The first one was called Maestra for several reasons. The artist who inspires Judith in the first book is Artemisia Gentileschi. She was the first woman to be admitted into the Guild of Painters in Florence in the 17th century. So they had to change the traditional appellation from maestro to maestra for a woman. Second, when we think of the word maestro, we think of an orchestra conductor, someone who is capable of maintaining a lot of complex narratives simultaneously. That struck me as being the kind of intelligence that Judith has. Also Maestra translates into mistress in English which has a sexual connotation as in a lover, but also someone who is in authority, someone who is in charge, a mistress of her destiny. It is an apt collection of tropes which gathered around the character.

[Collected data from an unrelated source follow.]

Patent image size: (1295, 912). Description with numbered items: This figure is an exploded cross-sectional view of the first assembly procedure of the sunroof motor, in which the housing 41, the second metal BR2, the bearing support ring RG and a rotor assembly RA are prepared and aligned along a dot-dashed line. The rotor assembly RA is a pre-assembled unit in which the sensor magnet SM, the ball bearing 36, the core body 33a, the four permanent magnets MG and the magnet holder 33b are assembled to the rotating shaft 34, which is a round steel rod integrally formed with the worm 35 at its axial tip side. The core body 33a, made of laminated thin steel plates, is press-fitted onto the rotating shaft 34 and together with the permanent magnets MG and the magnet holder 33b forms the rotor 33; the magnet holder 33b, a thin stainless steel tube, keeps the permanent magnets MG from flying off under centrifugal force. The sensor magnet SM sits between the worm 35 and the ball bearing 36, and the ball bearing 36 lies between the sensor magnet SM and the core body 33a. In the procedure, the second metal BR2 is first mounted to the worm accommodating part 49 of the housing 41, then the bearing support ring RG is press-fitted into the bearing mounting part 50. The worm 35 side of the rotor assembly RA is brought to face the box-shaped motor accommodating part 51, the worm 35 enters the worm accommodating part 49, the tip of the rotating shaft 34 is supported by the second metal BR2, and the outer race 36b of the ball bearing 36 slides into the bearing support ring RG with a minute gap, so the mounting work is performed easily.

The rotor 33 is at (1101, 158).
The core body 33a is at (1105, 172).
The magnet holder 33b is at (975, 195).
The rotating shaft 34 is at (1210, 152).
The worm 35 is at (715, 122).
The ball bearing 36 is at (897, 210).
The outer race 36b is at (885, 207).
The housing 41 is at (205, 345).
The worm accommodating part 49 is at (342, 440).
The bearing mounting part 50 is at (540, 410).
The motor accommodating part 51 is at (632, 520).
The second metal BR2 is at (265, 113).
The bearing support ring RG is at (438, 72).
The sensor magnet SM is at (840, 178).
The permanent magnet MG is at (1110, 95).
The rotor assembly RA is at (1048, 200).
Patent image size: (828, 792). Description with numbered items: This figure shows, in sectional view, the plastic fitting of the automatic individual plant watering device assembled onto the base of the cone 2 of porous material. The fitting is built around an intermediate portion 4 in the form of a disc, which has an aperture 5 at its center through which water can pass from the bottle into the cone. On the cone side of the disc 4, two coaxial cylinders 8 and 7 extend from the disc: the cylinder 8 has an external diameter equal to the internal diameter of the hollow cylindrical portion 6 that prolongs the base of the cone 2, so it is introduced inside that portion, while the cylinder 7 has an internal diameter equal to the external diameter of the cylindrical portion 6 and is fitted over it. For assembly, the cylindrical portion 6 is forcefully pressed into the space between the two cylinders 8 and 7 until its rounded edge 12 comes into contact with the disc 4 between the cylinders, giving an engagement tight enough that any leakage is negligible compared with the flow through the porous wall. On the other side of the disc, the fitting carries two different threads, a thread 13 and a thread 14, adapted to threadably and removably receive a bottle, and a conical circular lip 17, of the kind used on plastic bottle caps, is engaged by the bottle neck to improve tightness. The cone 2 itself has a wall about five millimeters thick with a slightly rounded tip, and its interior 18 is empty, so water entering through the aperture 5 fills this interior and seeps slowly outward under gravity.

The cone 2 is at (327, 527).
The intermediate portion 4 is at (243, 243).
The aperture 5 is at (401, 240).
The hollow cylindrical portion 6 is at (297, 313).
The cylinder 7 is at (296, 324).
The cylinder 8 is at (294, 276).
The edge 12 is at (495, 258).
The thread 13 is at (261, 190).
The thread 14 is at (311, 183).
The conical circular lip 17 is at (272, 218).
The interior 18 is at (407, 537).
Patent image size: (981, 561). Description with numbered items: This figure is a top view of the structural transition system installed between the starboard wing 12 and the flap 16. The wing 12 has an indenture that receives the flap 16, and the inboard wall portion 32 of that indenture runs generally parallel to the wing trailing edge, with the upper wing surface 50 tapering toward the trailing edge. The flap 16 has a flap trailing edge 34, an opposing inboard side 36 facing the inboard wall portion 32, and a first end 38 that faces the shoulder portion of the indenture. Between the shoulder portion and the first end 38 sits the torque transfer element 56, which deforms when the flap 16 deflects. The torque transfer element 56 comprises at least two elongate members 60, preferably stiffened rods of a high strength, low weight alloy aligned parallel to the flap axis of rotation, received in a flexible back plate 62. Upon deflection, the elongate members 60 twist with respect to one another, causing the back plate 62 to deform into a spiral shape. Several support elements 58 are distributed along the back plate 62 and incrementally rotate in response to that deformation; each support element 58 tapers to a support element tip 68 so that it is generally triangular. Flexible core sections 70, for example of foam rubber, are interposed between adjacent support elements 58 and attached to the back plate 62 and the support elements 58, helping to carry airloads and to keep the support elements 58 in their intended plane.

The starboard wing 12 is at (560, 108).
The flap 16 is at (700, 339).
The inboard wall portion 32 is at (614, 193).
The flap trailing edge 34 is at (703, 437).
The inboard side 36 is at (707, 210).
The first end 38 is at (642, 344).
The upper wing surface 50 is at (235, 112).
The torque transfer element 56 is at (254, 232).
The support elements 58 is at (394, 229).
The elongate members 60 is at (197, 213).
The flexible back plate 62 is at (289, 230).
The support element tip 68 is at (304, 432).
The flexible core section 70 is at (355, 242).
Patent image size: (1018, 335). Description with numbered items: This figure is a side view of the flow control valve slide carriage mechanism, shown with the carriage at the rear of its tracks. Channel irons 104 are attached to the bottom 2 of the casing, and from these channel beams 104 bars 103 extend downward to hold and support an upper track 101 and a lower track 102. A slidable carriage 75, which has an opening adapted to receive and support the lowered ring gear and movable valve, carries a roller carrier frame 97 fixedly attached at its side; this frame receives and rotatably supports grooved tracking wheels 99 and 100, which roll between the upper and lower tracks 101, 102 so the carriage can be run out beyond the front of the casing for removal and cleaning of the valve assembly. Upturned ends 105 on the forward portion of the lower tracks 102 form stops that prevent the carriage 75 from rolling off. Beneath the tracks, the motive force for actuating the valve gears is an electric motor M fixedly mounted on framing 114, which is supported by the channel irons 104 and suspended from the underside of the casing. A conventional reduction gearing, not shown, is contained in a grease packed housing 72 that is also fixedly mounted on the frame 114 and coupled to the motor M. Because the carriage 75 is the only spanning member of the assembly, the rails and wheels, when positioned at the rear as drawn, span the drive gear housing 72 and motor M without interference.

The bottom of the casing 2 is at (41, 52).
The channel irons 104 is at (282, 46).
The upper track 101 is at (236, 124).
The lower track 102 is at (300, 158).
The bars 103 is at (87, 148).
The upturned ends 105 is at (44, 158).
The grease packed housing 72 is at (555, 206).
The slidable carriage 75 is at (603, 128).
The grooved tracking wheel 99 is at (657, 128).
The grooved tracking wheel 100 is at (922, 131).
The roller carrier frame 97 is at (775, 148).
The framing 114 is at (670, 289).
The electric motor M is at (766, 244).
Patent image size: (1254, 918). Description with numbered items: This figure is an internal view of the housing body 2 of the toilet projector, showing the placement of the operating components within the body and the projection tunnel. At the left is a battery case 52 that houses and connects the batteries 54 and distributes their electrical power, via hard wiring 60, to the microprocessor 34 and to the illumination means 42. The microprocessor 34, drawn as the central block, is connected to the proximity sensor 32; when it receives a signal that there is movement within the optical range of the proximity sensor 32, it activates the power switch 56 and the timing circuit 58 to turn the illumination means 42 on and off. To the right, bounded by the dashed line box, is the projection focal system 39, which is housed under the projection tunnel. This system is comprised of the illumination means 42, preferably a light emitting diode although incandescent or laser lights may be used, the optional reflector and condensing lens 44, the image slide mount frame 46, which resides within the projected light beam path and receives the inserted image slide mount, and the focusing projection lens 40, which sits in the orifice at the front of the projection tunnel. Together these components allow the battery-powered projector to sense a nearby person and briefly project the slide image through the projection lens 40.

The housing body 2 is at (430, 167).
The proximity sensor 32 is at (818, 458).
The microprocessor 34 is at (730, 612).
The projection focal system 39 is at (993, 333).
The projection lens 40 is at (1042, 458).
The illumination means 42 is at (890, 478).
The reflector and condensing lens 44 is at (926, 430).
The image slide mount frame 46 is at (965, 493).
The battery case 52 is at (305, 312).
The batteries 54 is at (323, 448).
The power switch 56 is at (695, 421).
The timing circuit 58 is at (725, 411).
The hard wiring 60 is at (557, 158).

While Maestro starts with a woman who has very little power or authority, she is not a mistress, she becomes one. At the beginning of Domina, she seems to be in control, but actually she is not. Also there is a little bit of playfulness because, with Domina you think of dominatrix and BDSM. Everyone said my book was like Fifty Shades of Grey so I thought let’s have some fun with that idea. The idea is that each title suggests something and then you find out that it is the opposite of what you expected. The point of Domina is that it undoes whatever happens in Maestra. The idea that she is in control is deconstructed. Hence the titles. The third book, which will be out in June 2018, is going to be called Ultima.

Why did you choose Latin words?

It was serendipitous. I picked the titles before the books were published. As it turned out, it is now published in 43 countries and they can keep the title in all 43!

When you wrote the first book, did you already think of it as a trilogy?

To be truthful, I had thought of writing two books, I had mapped out the story in my head, but three is the magic number in publishing. Basically what I did is I borrowed a bit of the second part of the story and stuck in number one and I chopped the rest of it to make three. That’s an honest answer. I should try and make up an artistic one.

The first book is complete in itself while the second book ends in a cliff hanger...

That was not my choice. That was my publisher’s choice. If it had been up to me, I would have ended it when Judith arrives in Calabria on the beach. But I guess because it grew so much as a brand between 1 and 2, I had to take a bit more editorial direction than I like. I have more people to please.

Is Judith Becky Sharpe's millennial counterpart?

I adore Becky Sharpe. She is one of the few transgressive women in the English cannon who is not punished. I loved her spiritedness. She is also unflinching about virtue being a luxury commodity. I could never hope to create anything as enduring and brilliant but I think if I had to choose a model, it would be Becky.

Any chance of Judith coming to India?

I did have an idea for an Indian character in number 3 before I came here and now I am a bit nervous about it because I am not sure I could do it justice.